The pictorial art of Liu Ye (Beijing, 1964) comes to life in the fold between Asian and Western culture. He, for his part, was trained between two worlds: first in Beijing, where he studied Wall Painting and Industrial Design, and then, in the early 90s, in Berlin - the city he’s chosen to attend a Master at the Academy of Fine Arts - and, a few years later, in Amsterdam. Liu Ye’s work not only describes Chinese millenary tradition but is also pervaded by European history and legends, thanks to his father’s storytelling. He was, unusually, a children's book writer during the Cultural Revolution who used to read to Liu Ye the tale of the wooden puppet Pinocchio and Hans Christian Andersen’s stories, especially the tearful Little Match Seller. “They were simply good stories, neither Eastern nor Western”, comment the artist, a placid and elegant man who, in his home country, is considered a superstar - with a new auction record of US$6.6 million set in 2019 for the work Smoke


 

From left to right, Liu Ye, Eileen Chang, 2004, Acrylic and oil on canvas 60 x 45 cm. Yao Qian Collection, Taipei Liu Ye
Bird on Bird, 2011. Acrylic on canvas 22 x 28 cm. Wang Bing Collection, Beijing

 

From left to right Liu Ye, Books on Books, 2007, Acrylic on canvas, 30 x 20 cm. Private Collection, Shanghai | Liu Ye, Mondrian in the Morning, 2000
Acrylic on canvas,180 x 180 cm. Private Collection, Beijing

 

In China, they say that if you want to paint bamboo, you have to become a bamboo. Liu Ye has the ability to shed his skin and become something else. His seemingly calm and soft paintings, hiding stratified layers of meanings, exchange experiences about what we see, feel and might think of. The two pretty sparrows that mate in Bird on Bird (2011) are not what they seem. They tell a story of persecution and of repeated human stupidity. The intense blue portrait (The Goddess, 2018) of Ruan Lingyu - one of the Shanghai most famous actresses of the 1920s - disguises a tragic anecdote and epilogue. The figure with the long nose and the red hat in the charming acrylic on canvas Pinocchio (2011) symbolizes a moral and pedagogical narrative, rather than just depicting the image of an unusual child who doesn’t want to grow up. It is very important to read the exhibition’s captions carefully, because they allow us to concentrate upon Liu Ye’s intricate storytelling and to draw connections beyond the horizons of time and place, here and now. 

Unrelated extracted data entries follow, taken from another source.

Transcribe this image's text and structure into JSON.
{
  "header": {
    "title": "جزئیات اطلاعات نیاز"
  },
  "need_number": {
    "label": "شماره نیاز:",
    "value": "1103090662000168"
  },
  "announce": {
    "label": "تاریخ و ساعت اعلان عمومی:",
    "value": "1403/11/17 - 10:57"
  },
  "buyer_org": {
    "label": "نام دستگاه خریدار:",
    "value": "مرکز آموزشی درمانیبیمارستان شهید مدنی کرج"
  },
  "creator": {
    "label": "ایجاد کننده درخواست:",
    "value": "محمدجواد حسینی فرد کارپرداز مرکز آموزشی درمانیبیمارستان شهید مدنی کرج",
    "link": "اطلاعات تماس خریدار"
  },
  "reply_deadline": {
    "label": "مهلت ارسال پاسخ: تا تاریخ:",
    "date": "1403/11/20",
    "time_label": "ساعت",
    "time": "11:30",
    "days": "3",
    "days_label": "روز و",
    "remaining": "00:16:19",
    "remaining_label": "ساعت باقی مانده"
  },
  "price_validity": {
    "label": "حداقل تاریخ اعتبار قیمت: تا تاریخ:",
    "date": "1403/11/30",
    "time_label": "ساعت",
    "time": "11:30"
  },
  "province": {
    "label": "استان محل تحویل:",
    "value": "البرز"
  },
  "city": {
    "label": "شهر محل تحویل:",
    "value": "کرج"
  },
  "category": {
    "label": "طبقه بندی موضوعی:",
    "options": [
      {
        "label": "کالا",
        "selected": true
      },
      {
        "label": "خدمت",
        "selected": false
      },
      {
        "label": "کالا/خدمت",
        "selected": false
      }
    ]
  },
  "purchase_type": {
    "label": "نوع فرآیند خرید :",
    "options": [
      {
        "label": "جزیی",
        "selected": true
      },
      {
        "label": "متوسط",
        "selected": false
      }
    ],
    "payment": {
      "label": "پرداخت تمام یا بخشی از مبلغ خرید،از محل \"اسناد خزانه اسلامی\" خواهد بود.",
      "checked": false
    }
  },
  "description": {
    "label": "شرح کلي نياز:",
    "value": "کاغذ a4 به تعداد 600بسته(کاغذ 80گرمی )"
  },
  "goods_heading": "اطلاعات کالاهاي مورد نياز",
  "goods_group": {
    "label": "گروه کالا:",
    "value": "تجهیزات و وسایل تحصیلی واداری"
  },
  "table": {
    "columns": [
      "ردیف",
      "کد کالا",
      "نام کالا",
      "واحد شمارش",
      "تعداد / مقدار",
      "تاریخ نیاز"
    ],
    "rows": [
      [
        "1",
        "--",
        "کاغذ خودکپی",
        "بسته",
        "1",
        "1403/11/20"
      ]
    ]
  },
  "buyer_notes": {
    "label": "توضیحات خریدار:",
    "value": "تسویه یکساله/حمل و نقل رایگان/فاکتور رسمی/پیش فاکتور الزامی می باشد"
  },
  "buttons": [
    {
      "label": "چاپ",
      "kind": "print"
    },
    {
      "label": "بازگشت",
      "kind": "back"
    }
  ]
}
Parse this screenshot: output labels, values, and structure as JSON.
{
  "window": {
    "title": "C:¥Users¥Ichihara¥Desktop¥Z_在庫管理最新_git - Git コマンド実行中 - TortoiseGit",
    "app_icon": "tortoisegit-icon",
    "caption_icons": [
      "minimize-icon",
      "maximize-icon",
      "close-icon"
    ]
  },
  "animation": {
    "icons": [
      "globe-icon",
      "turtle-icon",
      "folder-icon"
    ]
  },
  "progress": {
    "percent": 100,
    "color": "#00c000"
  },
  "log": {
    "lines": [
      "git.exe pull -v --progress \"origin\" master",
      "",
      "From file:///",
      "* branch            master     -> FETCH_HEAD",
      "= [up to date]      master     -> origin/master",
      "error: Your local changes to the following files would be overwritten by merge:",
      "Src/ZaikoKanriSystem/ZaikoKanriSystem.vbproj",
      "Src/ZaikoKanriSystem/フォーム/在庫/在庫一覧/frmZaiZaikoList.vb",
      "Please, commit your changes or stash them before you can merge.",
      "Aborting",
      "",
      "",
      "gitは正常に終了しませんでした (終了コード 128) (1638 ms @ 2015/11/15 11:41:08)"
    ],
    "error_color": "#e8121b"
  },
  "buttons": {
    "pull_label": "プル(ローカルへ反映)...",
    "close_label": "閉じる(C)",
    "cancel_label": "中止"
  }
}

Through the representation of books - the artist favourite subject -, flowers and fruits, portraits of damned souls (Chet Baker, 2009), broken mirrors, the rabbit character of Miffy (created by the illustrator Dick Bruna), and the compositional elements of Piet Mondrian, Liu Ye accompanies us on an unexpected journey. Intimate and universal, sensual and eerie, magical and obscure, candid and shrouded in a fog of deep despair. Because, as Eastern wisdom of Yin and yang teaches, black always contains white and vice versa. “We must dialogue with the world, and in-between worlds, through art”, Liu Ye keeps reminding us.

Written by Petra Chiodi  
 

Cover image: Liu Ye, Chet Baker, detail, 2009, Acrylic on canvas 40 x 30 cm. Private Collection, Beijing

 

Stay Tuned on Kooness magazine for more exciting news from the art world.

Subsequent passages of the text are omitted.